Anderson and the fire
I worked late last night. Again. This week has tried to kill me, with its late-deadline stories and slow reporters. After a brief break tonight, I pulled back into work around 8:15 to see my sister, brother-in-law and nephew pull in right next to me. They'd stopped for a visit, and since it was after hours I invited them in so we could watch Anderson run chaotically from cubicle to cubicle. His first order of business? Next to my desk, he picked up a full edition of today's paper, threw it on the ground and made the "fire" sign in sign language over it.
Sign language is trendy for kids, but it's also useful for the 18-month-old who won't talk much. He says please, thank you, more, outside, a bunch of other stuff, and recently, of course, fire. Which he actually signs upside down since he hasn't mastered the fine-motor skills to turn his hands so his palms both face upward.
They've been building fires in the fireplace at his house lately, and old newspapers are apparently the go-to fire starter. Which is great, because I know they actually do get read beforehand. But not by the toddler, who now associates the product I spend all day creating with fire.

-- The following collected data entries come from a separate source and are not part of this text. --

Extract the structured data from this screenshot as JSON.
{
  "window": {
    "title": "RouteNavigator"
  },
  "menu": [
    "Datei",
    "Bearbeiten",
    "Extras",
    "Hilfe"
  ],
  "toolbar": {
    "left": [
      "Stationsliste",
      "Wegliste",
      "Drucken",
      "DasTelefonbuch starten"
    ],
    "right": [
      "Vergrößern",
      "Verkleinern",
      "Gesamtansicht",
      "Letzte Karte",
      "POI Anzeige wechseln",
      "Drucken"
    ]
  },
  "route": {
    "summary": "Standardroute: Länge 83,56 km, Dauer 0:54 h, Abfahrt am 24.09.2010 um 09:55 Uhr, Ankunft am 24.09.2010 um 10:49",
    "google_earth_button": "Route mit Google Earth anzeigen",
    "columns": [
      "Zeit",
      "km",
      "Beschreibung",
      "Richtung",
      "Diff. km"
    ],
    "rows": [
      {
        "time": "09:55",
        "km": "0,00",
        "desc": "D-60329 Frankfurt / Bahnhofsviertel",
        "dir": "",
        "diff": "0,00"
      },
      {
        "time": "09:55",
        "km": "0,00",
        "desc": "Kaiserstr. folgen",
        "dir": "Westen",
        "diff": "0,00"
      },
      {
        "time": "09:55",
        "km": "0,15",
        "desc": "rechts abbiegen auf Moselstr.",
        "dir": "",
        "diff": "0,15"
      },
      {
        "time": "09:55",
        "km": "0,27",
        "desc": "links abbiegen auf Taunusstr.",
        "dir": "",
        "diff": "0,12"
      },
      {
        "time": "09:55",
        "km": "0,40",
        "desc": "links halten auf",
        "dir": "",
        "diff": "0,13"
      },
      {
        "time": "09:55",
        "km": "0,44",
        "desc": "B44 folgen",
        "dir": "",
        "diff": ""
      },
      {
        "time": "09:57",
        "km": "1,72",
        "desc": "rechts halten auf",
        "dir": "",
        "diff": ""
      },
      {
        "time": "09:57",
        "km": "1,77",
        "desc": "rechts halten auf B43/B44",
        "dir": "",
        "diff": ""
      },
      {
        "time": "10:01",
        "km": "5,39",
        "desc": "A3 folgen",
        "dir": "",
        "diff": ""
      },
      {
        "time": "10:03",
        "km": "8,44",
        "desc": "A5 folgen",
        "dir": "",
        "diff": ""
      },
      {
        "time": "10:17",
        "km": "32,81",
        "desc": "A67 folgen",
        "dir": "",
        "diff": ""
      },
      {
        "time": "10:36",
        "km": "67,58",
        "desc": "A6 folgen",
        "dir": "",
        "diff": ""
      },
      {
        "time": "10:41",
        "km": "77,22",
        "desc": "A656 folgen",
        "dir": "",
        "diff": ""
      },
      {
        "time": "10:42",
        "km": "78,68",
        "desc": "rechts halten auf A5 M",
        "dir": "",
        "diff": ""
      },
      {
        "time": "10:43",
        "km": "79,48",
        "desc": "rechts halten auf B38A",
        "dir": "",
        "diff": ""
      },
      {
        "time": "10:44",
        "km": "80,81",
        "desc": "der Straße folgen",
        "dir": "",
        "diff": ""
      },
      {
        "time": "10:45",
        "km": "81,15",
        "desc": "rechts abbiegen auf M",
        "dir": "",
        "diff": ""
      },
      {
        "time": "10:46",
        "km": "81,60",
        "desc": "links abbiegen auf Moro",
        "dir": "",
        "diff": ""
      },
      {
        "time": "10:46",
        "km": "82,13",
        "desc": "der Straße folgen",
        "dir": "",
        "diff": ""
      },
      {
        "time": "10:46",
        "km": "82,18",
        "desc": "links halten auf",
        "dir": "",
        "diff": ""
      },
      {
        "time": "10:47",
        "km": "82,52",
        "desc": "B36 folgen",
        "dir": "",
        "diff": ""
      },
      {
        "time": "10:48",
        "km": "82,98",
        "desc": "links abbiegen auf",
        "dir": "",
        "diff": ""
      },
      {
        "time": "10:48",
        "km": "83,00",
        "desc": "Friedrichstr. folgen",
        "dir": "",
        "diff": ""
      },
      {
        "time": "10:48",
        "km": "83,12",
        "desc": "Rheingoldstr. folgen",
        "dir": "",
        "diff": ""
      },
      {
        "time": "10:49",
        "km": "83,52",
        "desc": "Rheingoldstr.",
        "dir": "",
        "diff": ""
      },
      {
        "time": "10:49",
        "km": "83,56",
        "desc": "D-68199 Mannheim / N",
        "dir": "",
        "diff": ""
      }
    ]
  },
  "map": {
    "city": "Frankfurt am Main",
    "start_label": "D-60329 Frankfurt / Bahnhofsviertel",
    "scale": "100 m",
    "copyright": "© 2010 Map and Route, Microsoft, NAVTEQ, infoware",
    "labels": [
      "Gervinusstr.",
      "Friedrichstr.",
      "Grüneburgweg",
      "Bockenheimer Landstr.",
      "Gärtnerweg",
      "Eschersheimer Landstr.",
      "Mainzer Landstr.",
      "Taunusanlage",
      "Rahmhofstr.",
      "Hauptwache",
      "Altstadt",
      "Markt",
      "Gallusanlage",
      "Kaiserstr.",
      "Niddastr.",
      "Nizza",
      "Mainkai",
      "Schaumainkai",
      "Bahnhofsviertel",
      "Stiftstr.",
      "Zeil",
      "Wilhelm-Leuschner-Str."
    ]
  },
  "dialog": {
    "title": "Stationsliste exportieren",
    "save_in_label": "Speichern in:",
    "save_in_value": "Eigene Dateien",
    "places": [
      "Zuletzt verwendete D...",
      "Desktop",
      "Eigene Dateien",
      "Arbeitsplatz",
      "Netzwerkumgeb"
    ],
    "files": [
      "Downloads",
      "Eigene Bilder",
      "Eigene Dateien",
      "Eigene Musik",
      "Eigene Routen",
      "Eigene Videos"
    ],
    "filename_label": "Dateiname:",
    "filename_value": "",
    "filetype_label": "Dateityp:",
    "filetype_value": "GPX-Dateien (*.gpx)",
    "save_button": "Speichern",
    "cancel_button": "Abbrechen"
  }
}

At least I can be grateful he doesn't know how to sign for "bottom of a bird cage."
Jet and the vet
My black cat is special. THAT kind of special. Feral for the first six months of his life, he's only comfortable with Garrett and I and won't let another soul touch him. My family barely gets a look at him — crouched under my bed, usually — when they come to visit. So I knew a trip to the vet would be interesting; I just didn't know how much.
Jet was supposed to go with his mama, Lucy, for a check-up and shots visit last Saturday. But he outsmarted the (cheap) carrier we bought to fit them both and escaped right before. So, she went Saturday and he went Wednesday. Because the $40 piece-of-crap, medium-sized Petsmart carrier wouldn't work, I borrowed my sister's small one-cat carrier to take Jet. Only the morning of, he wouldn't get in. I probably could have spent an hour trying to force him in there and only had more scratches all over my body and one freaked out feline to show for it.
I resolved he'd have to ride in my lap in the car, and I'd carry him in and hold him — tight. But Jet knew something was up, so he wouldn't let me catch him in the house. I chased (walked, really) after him for 10 minutes. Upstairs, downstairs, back up, back down. He was scared and panting. In the end, he surrendered in the guest bathroom by hopping into the sink, curling into a ball and hiding his face. Poor guy.
On the ride there, he tried to dig a hole next to my back speakers. While there, he attempted to shed 75 percent of his coat. On the way back, he gave up, curled up his 14.1 pounds on the floor in front of the front passenger seat and didn't make a peep.
The vet said the shots would make him drowsy, and he was right. Jet slept for the next 36 hours moving only every few hours to a new sleeping spot. He also quit meowing, which freaked us out.
By Thursday night, he was back to his weird, loud, anxiety-ridden self. It's good to have him back.
Me and BYU
Each week, the sports department staff makes predictions on local high school football games, a collection of college games and four random NFL games. Each week they invite a "guest picker" to join them. The pickers' mug shots and predictions are printed in the paper on Thursday/Friday, and the outcomes run Tuesday/Wednesday of the next week. Last week, the sports editor asked me to do it — I usually do about once a season — and I agreed because, believe it or not, I'm actually pretty knowledgeable about sports and have a decent record picking games.
I cheat a bit and have Garrett help me with the NFL games, because I care not one iota about them. I can handle the high school games and about half of the college games entirely by myself. I usually end up asking Garrett what he thinks about the other half, but I don't necessarily go with his suggestions.*
There are 20 games to predict. I got through 16 or 17 in about five minutes, asked Garrett about another couple I was unsure on and then, last minute, circled San Jose State over BYU. In Provo. Because, despite my recent attempts to try to understand that most BYU fans are normal, nice people, I picked SJSU. Unless it's going to be an obvious blow out in BYU's favor, I just can't pick them. Goes against everything in me. Plus, I knew Riley Nelson would start, and he's a wild card. And, they kind of suck this year overall. AND, San Jose is a WAC team, and I usually root for in-conference teams. There was some logic to this pick; it wasn't just all rabid hate of BYU. I was the only picker that week to predict a BYU loss.
Well, BYU won. And I went 19-1 overall.
The guys in the newsroom cannot believe I let my "pride" get in the way of being perfect. The football beat writer has been calling me "19-and-1." The sports editor spent precious work time researching past picks to find that the last person to go 19-1 was a full-time sports writer more than four years ago, and that I'm the only guest picker in documented history to do so. No one has ever been perfect.
But you know what? They'd scream if they knew this, but I'd probably do it all over again.
* P.S. Garrett wants everyone to know I went against his advice when picking San Jose. He suggested I pick BYU. Just so you know.